【社説】英TPP加入へ 高水準の自由経済圏拡大を

環太平洋連携協定(TPP)に参加する日本など11カ国は、オンライン形式で閣僚会合を開き、英国の加入を認めることで合意した。7月にニュージーランドで開かれる予定の閣僚級会合で協定に署名し、各国の手続きを経て正式加入となる。欧州主要国である英国とインド太平洋地域との経済関係が強化される意義は大きい。TPPを主導する日本は、高水準の貿易・投資ルールに基づく自由経済圏のさらなる拡大に努めるべきだ。

発足後では初の参加

新規加入は2018年12月の発足時のメンバー以外では初めてとなる。英国の加入でTPP参加国のGDP(国内総生産)の合計は世界全体の12%(11・8兆㌦)から15%(15兆㌦)に拡大し、欧州連合(EU)の17兆㌦に迫る。

TPPをめぐる構図

英国はEU離脱後、21年2月に加入を申請。自由貿易協定(FTA)の一つであるTPPは、農産品や工業品の関税撤廃に加え、知的財産権保護など厳格な自由貿易・経済活動のルールを定めた協定だ。参加国が厳しい姿勢で交渉に臨んだ結果、英国の関税撤廃率は90%台後半に達し、加入への道が開けた。

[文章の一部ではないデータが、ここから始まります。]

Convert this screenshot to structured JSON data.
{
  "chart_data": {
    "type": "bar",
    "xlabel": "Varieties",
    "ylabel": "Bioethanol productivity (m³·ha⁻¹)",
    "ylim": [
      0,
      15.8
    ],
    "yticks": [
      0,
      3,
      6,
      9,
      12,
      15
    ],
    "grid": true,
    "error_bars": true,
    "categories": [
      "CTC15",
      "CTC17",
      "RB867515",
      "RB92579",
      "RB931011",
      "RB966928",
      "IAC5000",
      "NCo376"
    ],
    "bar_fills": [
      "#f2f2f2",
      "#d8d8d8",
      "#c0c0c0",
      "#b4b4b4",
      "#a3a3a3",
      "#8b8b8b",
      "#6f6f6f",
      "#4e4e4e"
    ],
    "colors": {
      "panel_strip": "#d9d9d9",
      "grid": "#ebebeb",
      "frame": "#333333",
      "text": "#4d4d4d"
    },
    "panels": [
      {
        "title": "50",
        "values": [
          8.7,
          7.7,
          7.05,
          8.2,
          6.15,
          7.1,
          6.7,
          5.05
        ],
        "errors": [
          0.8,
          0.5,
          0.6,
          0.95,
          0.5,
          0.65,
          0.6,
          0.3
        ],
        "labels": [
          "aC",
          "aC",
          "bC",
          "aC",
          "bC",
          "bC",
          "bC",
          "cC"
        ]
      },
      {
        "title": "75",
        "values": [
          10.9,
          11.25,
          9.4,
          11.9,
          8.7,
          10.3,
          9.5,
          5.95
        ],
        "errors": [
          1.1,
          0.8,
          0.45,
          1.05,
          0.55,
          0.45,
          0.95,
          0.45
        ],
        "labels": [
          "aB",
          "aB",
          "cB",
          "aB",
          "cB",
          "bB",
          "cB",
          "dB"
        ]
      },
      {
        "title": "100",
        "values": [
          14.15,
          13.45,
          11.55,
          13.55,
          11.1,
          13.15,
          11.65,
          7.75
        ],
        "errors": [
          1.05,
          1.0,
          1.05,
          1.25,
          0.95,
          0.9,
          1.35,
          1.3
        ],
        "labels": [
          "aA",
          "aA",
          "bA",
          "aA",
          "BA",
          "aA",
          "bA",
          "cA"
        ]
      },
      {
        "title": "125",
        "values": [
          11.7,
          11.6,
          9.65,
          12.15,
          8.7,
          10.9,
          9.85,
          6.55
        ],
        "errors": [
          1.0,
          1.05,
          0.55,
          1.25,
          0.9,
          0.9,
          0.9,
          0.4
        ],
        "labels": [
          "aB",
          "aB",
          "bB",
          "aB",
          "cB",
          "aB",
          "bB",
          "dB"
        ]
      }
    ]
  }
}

英国のスナク首相は声明で「TPP参加は、EU離脱で得た自由がもたらす真の経済的利益を示すものだ」と強調した。TPPの経済圏は太平洋を中心とした地域から欧州にも広がることになる。英国との経済関係が強化されれば、英国がインド太平洋地域で安全保障面での役割を果たすことにも通じる。加入合意を歓迎したい。

TPP拡大の焦点は今後、加入を21年9月に申請した中国と台湾への対応に移る。ただ、英国並みの厳しい交渉を受け入れなければ加入は難しい。

中国は国有企業を優遇していることなどからTPPルールとは相いれないのが現状だ。貿易相手国に対する経済的な威圧を強めていることも、TPPの目指す自由経済からは程遠い。「一つの中国」を掲げる中国は、台湾の参加にも「断固反対」を表明している。

加入交渉の開始は、参加国による全会一致の決定が原則となる。参加国の中には中国の加入を支持する国もあるとされるが、日本は慎重な立場を取らなければならない。

そもそもTPPは、影響力を拡大する中国を牽制することが狙いだった。現在は離脱している米国は、10年のTPP交渉開始以来、アジア太平洋地域に米国主導のルールを整備することを目指していた。

しかしトランプ前大統領は17年1月、TPPを「永久に離脱する」と宣言。バイデン大統領も国内雇用を重視する内向き志向から抜け出せず、TPP復帰に慎重な姿勢を崩していない。

 米国に復帰を働き掛けよ

米国が提唱し、日米など14カ国が参加する新経済圏構想「インド太平洋経済枠組み(IPEF)」は、経済安全保障の観点から「脱中国依存」を図る枠組みだ。ただ、TPPのように参加国が互いに関税を引き下げる市場開放には踏み込まない。中国に対抗するには、やはり米国のTPP復帰が望ましい。英国の加入合意を機に、日本は米国への働き掛けを強めるべきだ。